Petty Officer Todd Mitchell was awarded a Purple Heart adorned with a gold star for wounds sustained in combat, and the Navy Cross for valor in the face of the enemy. However, because military working dogs are not eligible for decorations, the Defense Department would make no official recognition of the contributions of the K9 Navy SEAL attached to the First Squad of the Second Platoon of SEAL Team 4. The team knew Zip deserved better.
The Military Working Dog Teams National Monument stands at Lackland Air Force Base in San Antonio, Texas. When Manny Blanco learned what had happened to Zip, he arranged for a proper ceremony to be held at the monument, where Zip would be awarded a completely unofficial commendation for his heroic actions and his own K9 version of the Navy Cross.
The ceremony was attended by Todd and his family, the men of the team, newly promoted Lieutenant Commander John Kelly, Commander Matthew Heard, Chloe Van Raalten, and some of Manny’s veteran military working dog handling colleagues. Zip had no idea what all the fuss was about but he took tremendous comfort in having nearly everyone he ever cared about in one place. He would stand at attention, ears up and forward, as a Marine veteran of the Vietnam conflict named Choatt draped the ribbon and medal over his head.
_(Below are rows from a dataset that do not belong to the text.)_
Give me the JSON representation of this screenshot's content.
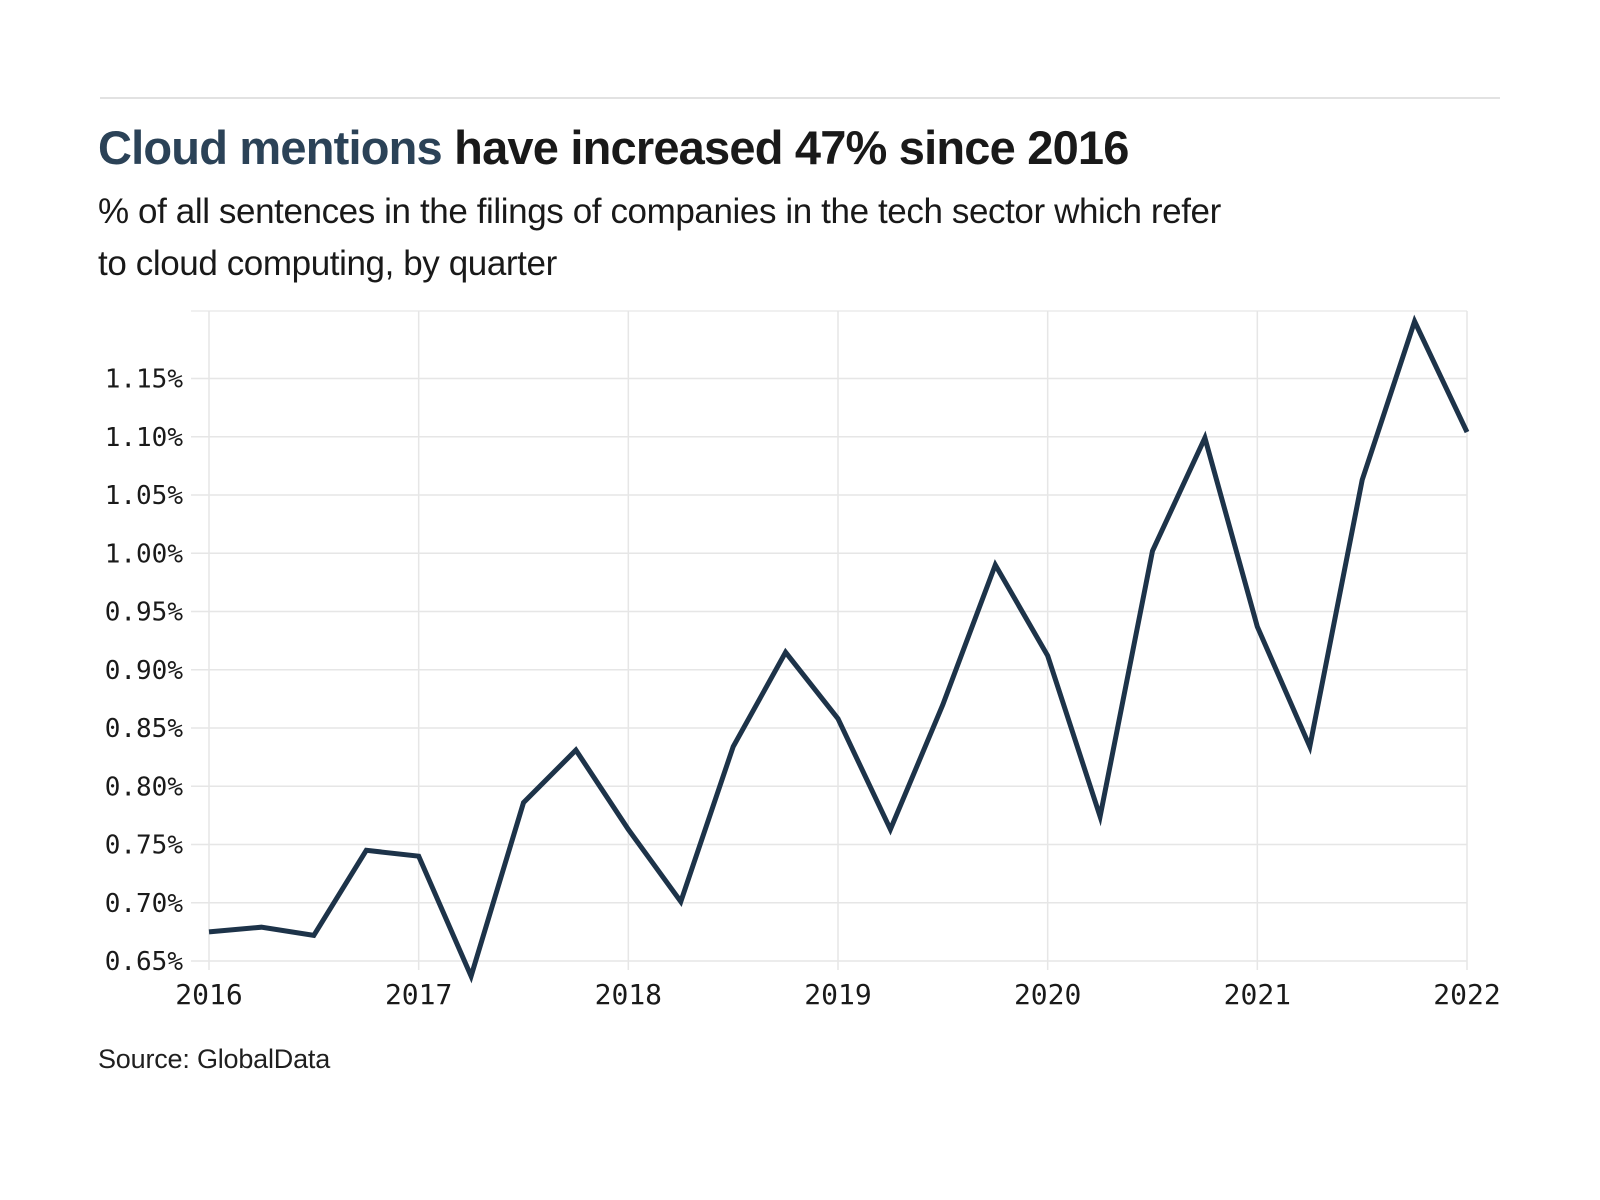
{
  "page": {
    "title_highlight": "Cloud mentions",
    "title_rest": " have increased 47% since 2016",
    "subtitle_lines": [
      "% of all sentences in the filings of companies in the tech sector which refer",
      "to cloud computing, by quarter"
    ],
    "source": "Source: GlobalData"
  },
  "colors": {
    "title_accent": "#2b4257",
    "text": "#191919",
    "line": "#1d3349",
    "grid": "#e6e6e6",
    "plot_border": "#ececec"
  },
  "chart_data": {
    "type": "line",
    "title": "Cloud mentions have increased 47% since 2016",
    "subtitle": "% of all sentences in the filings of companies in the tech sector which refer to cloud computing, by quarter",
    "source": "Source: GlobalData",
    "unit": "%",
    "x": [
      "2016 Q1",
      "2016 Q2",
      "2016 Q3",
      "2016 Q4",
      "2017 Q1",
      "2017 Q2",
      "2017 Q3",
      "2017 Q4",
      "2018 Q1",
      "2018 Q2",
      "2018 Q3",
      "2018 Q4",
      "2019 Q1",
      "2019 Q2",
      "2019 Q3",
      "2019 Q4",
      "2020 Q1",
      "2020 Q2",
      "2020 Q3",
      "2020 Q4",
      "2021 Q1",
      "2021 Q2",
      "2021 Q3",
      "2021 Q4",
      "2022 Q1"
    ],
    "values": [
      0.675,
      0.679,
      0.672,
      0.745,
      0.74,
      0.637,
      0.786,
      0.831,
      0.763,
      0.701,
      0.834,
      0.915,
      0.858,
      0.763,
      0.87,
      0.99,
      0.912,
      0.774,
      1.002,
      1.099,
      0.937,
      0.834,
      1.063,
      1.199,
      1.104
    ],
    "x_tick_labels": [
      "2016",
      "2017",
      "2018",
      "2019",
      "2020",
      "2021",
      "2022"
    ],
    "y_tick_values": [
      0.65,
      0.7,
      0.75,
      0.8,
      0.85,
      0.9,
      0.95,
      1.0,
      1.05,
      1.1,
      1.15
    ],
    "y_tick_labels": [
      "0.65%",
      "0.70%",
      "0.75%",
      "0.80%",
      "0.85%",
      "0.90%",
      "0.95%",
      "1.00%",
      "1.05%",
      "1.10%",
      "1.15%"
    ],
    "ylim": [
      0.631,
      1.209
    ],
    "grid": true,
    "legend": false,
    "line_color": "#1d3349"
  }
}
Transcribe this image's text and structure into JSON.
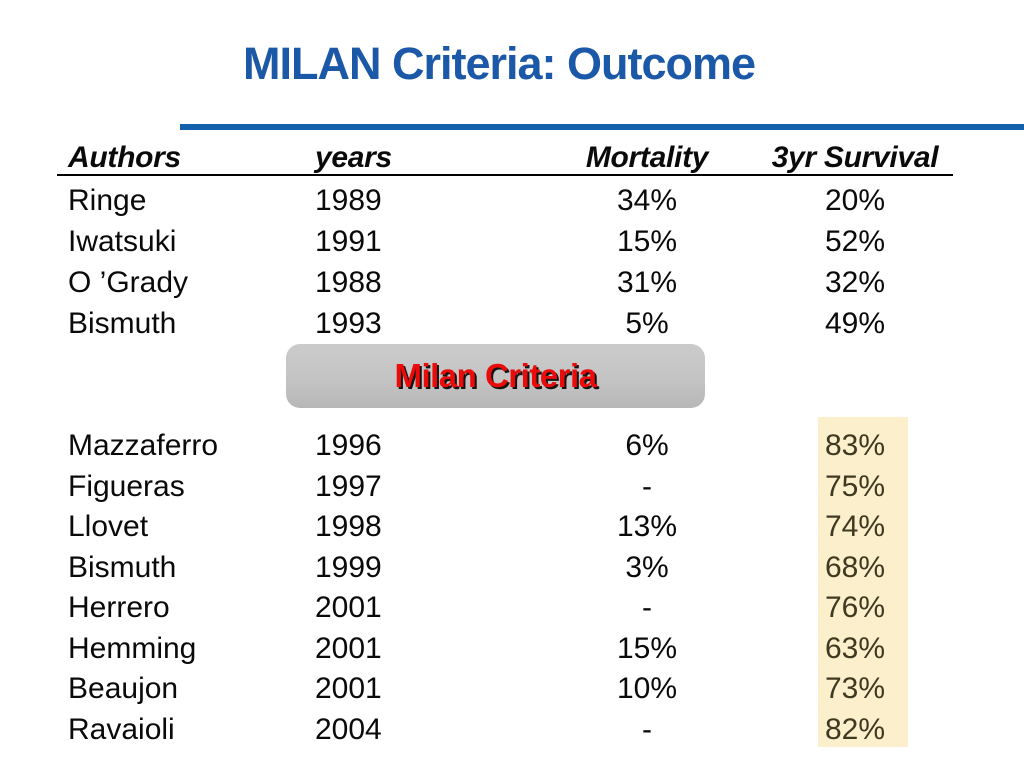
{
  "slide": {
    "title": "MILAN Criteria: Outcome",
    "divider_label": "Milan Criteria"
  },
  "colors": {
    "title_blue": "#1B58A8",
    "rule_blue": "#1560AC",
    "milan_red": "#EA0B0B",
    "box_gray": "#C4C4C4",
    "highlight_bg": "#FBF0CB",
    "highlight_text": "#3F3922"
  },
  "table": {
    "headers": [
      "Authors",
      "years",
      "Mortality",
      "3yr Survival"
    ],
    "group1": [
      {
        "author": "Ringe",
        "year": "1989",
        "mortality": "34%",
        "survival": "20%"
      },
      {
        "author": "Iwatsuki",
        "year": "1991",
        "mortality": "15%",
        "survival": "52%"
      },
      {
        "author": "O ’Grady",
        "year": "1988",
        "mortality": "31%",
        "survival": "32%"
      },
      {
        "author": "Bismuth",
        "year": "1993",
        "mortality": "5%",
        "survival": "49%"
      }
    ],
    "group2": [
      {
        "author": "Mazzaferro",
        "year": "1996",
        "mortality": "6%",
        "survival": "83%"
      },
      {
        "author": "Figueras",
        "year": "1997",
        "mortality": "-",
        "survival": "75%"
      },
      {
        "author": "Llovet",
        "year": "1998",
        "mortality": "13%",
        "survival": "74%"
      },
      {
        "author": "Bismuth",
        "year": "1999",
        "mortality": "3%",
        "survival": "68%"
      },
      {
        "author": "Herrero",
        "year": "2001",
        "mortality": "-",
        "survival": "76%"
      },
      {
        "author": "Hemming",
        "year": "2001",
        "mortality": "15%",
        "survival": "63%"
      },
      {
        "author": "Beaujon",
        "year": "2001",
        "mortality": "10%",
        "survival": "73%"
      },
      {
        "author": "Ravaioli",
        "year": "2004",
        "mortality": "-",
        "survival": "82%"
      }
    ]
  }
}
At the small house on the Little R Dairy Farm in the hills of Western Pennsylvania, Zip would spend the remainder of his days with those he loved and who loved him. Each night, when the girls were tucked into bed and Todd and Lindsey were settled down, he would perform his patrol of the grounds—walking the porch and perimeter of the house, stopping occasionally to assess the surrounding sounds and smells. When he was satisfied there were no threats about, the clicks of his carbon-fiber legs could be heard tapping on the wood planks as he headed back through the screen door he learned to open by himself. Finally, taking a position on his bed—strategically placed between Abby’s and Caroline’s rooms—Zip remained vigilant in the shadow of the hallway nightlight until he drifted off to sleep, resolutely adhering to the fundamental belief of every Navy SEAL.
I humbly serve as a guardian to my fellow Americans always ready to defend those who are unable to defend themselves. I do not advertise the nature of my work, nor seek recognition for my actions. I voluntarily accept the inherent hazards of my profession, placing the welfare and security of others before my own … I will not fail.